Jour 1: autoroute et Mestre

Mestre, centre-villeNous avons fait la route jusqu'à Mestre (environ 6h). Arrivés en fin d'après midi, nous sommes allé découvrir son centre ville, à la recherche d'un chocolat "dense". Un peu de lèche vitrine, et on a rodé les chaussure pour le lendemain.




Jour 2: Venise la sérénissime

VeniseCette ville est tellement exceptionnelle, que c'est gâcher de se contenter des autoroutes à touristes. Il faut se perdre dans les rues et ruelles de Venise, et tomber sur des placettes biscornues, des quais déserts, des façades magnifiques citées par personne.

Donc nous avons beaucoup marché, dans le Dorsoduro (ouest de la ville), puis San Marco (le centre). Nous voulions faire la visite guidée du palais de Doges 2 jours après, mais il faut s'inscrire au moins 2 semaines à l'avance, donc les enfants n'ont vu que l'extérieur.
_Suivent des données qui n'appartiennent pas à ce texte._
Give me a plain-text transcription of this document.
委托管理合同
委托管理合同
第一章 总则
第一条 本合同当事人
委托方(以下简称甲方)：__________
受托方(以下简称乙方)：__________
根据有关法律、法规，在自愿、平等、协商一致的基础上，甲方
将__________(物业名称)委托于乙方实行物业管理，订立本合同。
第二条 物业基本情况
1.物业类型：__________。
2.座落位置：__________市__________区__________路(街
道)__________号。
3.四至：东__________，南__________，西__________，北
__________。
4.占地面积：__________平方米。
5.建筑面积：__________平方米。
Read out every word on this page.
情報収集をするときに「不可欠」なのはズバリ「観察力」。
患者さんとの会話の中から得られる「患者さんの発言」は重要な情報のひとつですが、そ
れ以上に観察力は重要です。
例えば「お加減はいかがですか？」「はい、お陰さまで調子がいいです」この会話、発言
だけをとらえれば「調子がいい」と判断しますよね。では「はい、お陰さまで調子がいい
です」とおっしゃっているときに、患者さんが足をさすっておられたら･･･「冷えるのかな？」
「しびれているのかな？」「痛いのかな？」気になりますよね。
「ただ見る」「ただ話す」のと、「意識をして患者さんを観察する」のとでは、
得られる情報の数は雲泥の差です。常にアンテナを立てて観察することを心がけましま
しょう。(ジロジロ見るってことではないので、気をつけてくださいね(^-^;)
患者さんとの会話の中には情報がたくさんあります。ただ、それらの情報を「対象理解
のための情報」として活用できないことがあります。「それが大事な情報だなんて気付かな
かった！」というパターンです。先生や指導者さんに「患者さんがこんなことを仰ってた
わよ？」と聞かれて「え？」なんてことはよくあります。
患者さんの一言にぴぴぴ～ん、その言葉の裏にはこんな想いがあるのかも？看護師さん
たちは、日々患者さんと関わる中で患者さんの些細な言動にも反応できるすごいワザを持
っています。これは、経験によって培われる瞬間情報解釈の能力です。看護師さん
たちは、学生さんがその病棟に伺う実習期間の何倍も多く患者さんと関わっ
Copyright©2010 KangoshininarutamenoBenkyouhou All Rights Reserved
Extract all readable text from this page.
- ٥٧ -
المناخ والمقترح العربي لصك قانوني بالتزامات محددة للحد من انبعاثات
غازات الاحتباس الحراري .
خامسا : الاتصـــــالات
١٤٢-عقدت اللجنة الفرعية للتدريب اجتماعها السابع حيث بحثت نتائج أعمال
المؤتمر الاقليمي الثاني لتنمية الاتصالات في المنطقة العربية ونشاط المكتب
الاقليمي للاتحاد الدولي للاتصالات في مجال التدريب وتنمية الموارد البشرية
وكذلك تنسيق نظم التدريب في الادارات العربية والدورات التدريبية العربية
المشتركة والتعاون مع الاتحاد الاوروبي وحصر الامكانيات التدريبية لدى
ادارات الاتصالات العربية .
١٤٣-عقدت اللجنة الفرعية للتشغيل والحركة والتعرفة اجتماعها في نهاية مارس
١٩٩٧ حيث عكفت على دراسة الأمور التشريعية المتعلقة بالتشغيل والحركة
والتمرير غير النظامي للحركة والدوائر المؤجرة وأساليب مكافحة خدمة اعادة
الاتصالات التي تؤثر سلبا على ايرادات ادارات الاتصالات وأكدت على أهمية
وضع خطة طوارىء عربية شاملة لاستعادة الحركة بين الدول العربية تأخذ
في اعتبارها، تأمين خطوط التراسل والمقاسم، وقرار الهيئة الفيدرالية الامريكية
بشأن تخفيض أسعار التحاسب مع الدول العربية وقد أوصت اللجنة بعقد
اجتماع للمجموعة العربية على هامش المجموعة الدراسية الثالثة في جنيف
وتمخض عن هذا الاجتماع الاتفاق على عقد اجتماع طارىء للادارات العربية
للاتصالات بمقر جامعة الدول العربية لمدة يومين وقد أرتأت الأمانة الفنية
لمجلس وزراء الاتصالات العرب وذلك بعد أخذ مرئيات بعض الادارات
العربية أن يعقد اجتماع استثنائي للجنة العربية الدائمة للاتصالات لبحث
Nous avons continué vers Castello (l'est de la ville). Même avec quelques bonnes glaces, les enfants (et pas qu'eux) étaient cuits. Retour en Vaporeto (7.5€/pers) par le grand canal pour voir les façades des plus beaux palais. Venise les palais depuis le grand canal




Jour 3: Murano

Murano, VerrierCette fois-ci, ballade dans le Carnegio (le nord de la ville) pour rejoindre l’embarcadère de Fondamente Nove qui est le seul permettant de prendre les tickets de vaporeto réduit à 5€ pour Murano. Arrivé à Murano, en descendant à gauche, on marche 3minutes et on arrive dans une verrerie qui met en scène le travail d'un verrier pour expliquer la technique du verre soufflé et du verre travaillé dans la masse.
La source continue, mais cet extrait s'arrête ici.